The majority of our Picture Library content is derived from the biological sciences, so you may be surprised to learn that our best-selling print is the chromatic scale shown below:
I recently came across another colourful illustration from a paper whose author, the Italian physicist and instrument-maker Tiberius Cavallo FRS (1749-1809), hoped in his introduction to snare ‘the attention of the curious’ at the Royal Society. The section entitled ‘Experiments on colours’ observes the effect of sending electric shocks over the surface of a card painted with watercolour. Although Cavallo was interested in the properties of the pigment and how the electric discharge affected it, the result is an interesting and early visualisation of electricity. As Cavallo wrote,
‘Having accidentally observed that an electric shock sent over the surface of a card, marked a black stroke upon a red spot on the card, I was from this induced to try what would be the effect of sending shocks over cards painted with different water colours. Accordingly I painted several cards with almost every colour I had, and sent shocks over them when they were very dry…’

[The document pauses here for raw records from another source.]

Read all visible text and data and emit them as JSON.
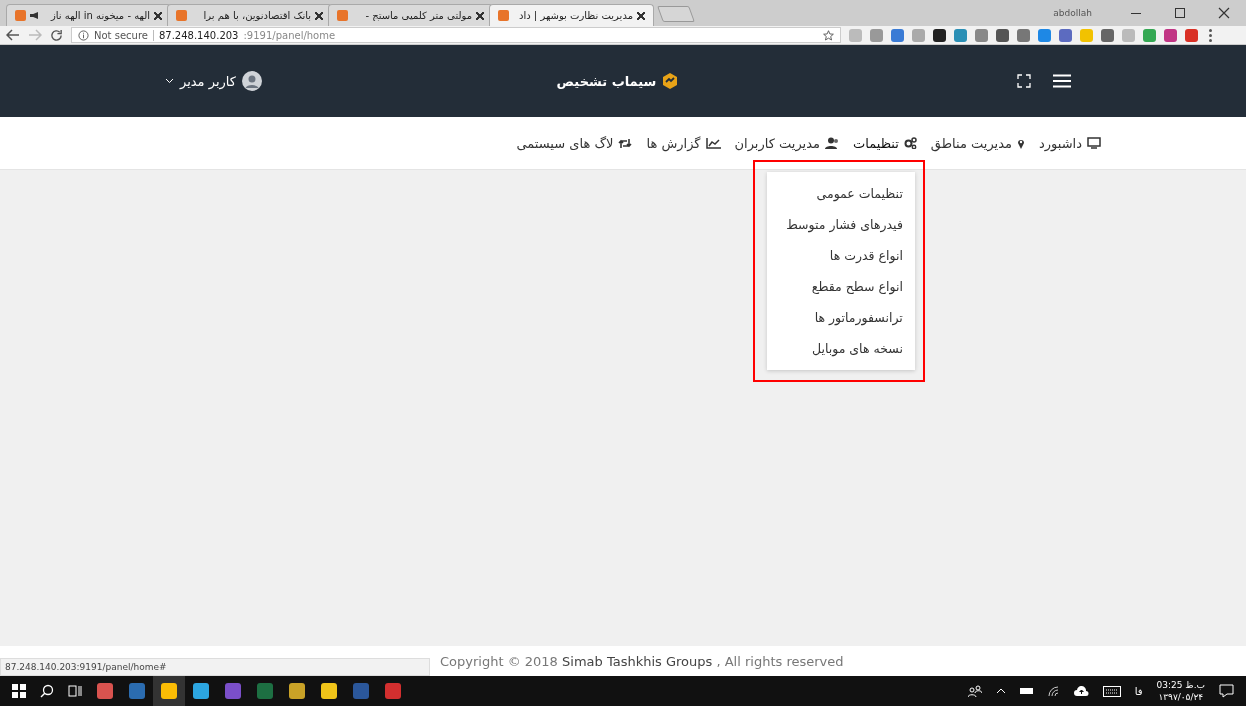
{
  "browser": {
    "tabs": [
      {
        "title": "مدیریت نظارت بوشهر | داد",
        "selected": true,
        "audio": false
      },
      {
        "title": "مولتی متر کلمپی ماستج -",
        "selected": false,
        "audio": false
      },
      {
        "title": "بانک اقتصادنوین، با هم برا",
        "selected": false,
        "audio": false
      },
      {
        "title": "الهه - میخونه in الهه ناز",
        "selected": false,
        "audio": true
      }
    ],
    "profile": "abdollah",
    "security": "Not secure",
    "url_host": "87.248.140.203",
    "url_rest": ":9191/panel/home"
  },
  "header": {
    "user": "کاربر مدیر",
    "brand": "سیماب تشخیص"
  },
  "nav": [
    {
      "label": "داشبورد",
      "kind": "monitor",
      "expanded": false
    },
    {
      "label": "مدیریت مناطق",
      "kind": "pin",
      "expanded": false
    },
    {
      "label": "تنظیمات",
      "kind": "gears",
      "expanded": true,
      "menu": [
        "تنظیمات عمومی",
        "فیدرهای فشار متوسط",
        "انواع قدرت ها",
        "انواع سطح مقطع",
        "ترانسفورماتور ها",
        "نسخه های موبایل"
      ]
    },
    {
      "label": "مدیریت کاربران",
      "kind": "user",
      "expanded": false
    },
    {
      "label": "گزارش ها",
      "kind": "chart",
      "expanded": false
    },
    {
      "label": "لاگ های سیستمی",
      "kind": "retweet",
      "expanded": false
    }
  ],
  "footer": {
    "copyright": "Copyright © 2018 **Simab Tashkhis Groups** , All rights reserved"
  },
  "status_url": "87.248.140.203:9191/panel/home#",
  "taskbar": {
    "language": "فا",
    "time": "03:25 ب.ظ",
    "date": "۱۳۹۷/۰۵/۲۴"
  }
}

As you can see from the results, Cavallo observed that vermillion, carmine and white lead were affected by the electricity, while verdigrease ‘shook off the surface of the card.’ Orpiment, gamboge, sap green, red ink and Prussian blue showed no changes at all, leading him to speculate that the sulphur in the mineral from which vermillion is made might be causing the reaction. He went on to experiment with oil paint mixed with linseed oil, with explosive results.
Cavallo seems like an interesting character: later in his paper, in the ‘Promiscuous experiments’ section, he observes the effects of static electricity generated from stroking a cat, among other things. He submitted a number of papers on electrical experiments that were published in the Philosophical Transactions, and gave no fewer than 13 successive Bakerian Lectures (one of the Royal Society’s premier awards) from 1780 to 1792, which hints at his status as a respected experimenter and charismatic figure.
Included in the Society’s portrait collection is a small silhouette of Cavallo, unfortunately unattributed. However, we know he also made silhouettes as a hobby, and invented a device for taking profiles, so it’s tempting to imagine that our silhouette is a self-portrait created with his own invention.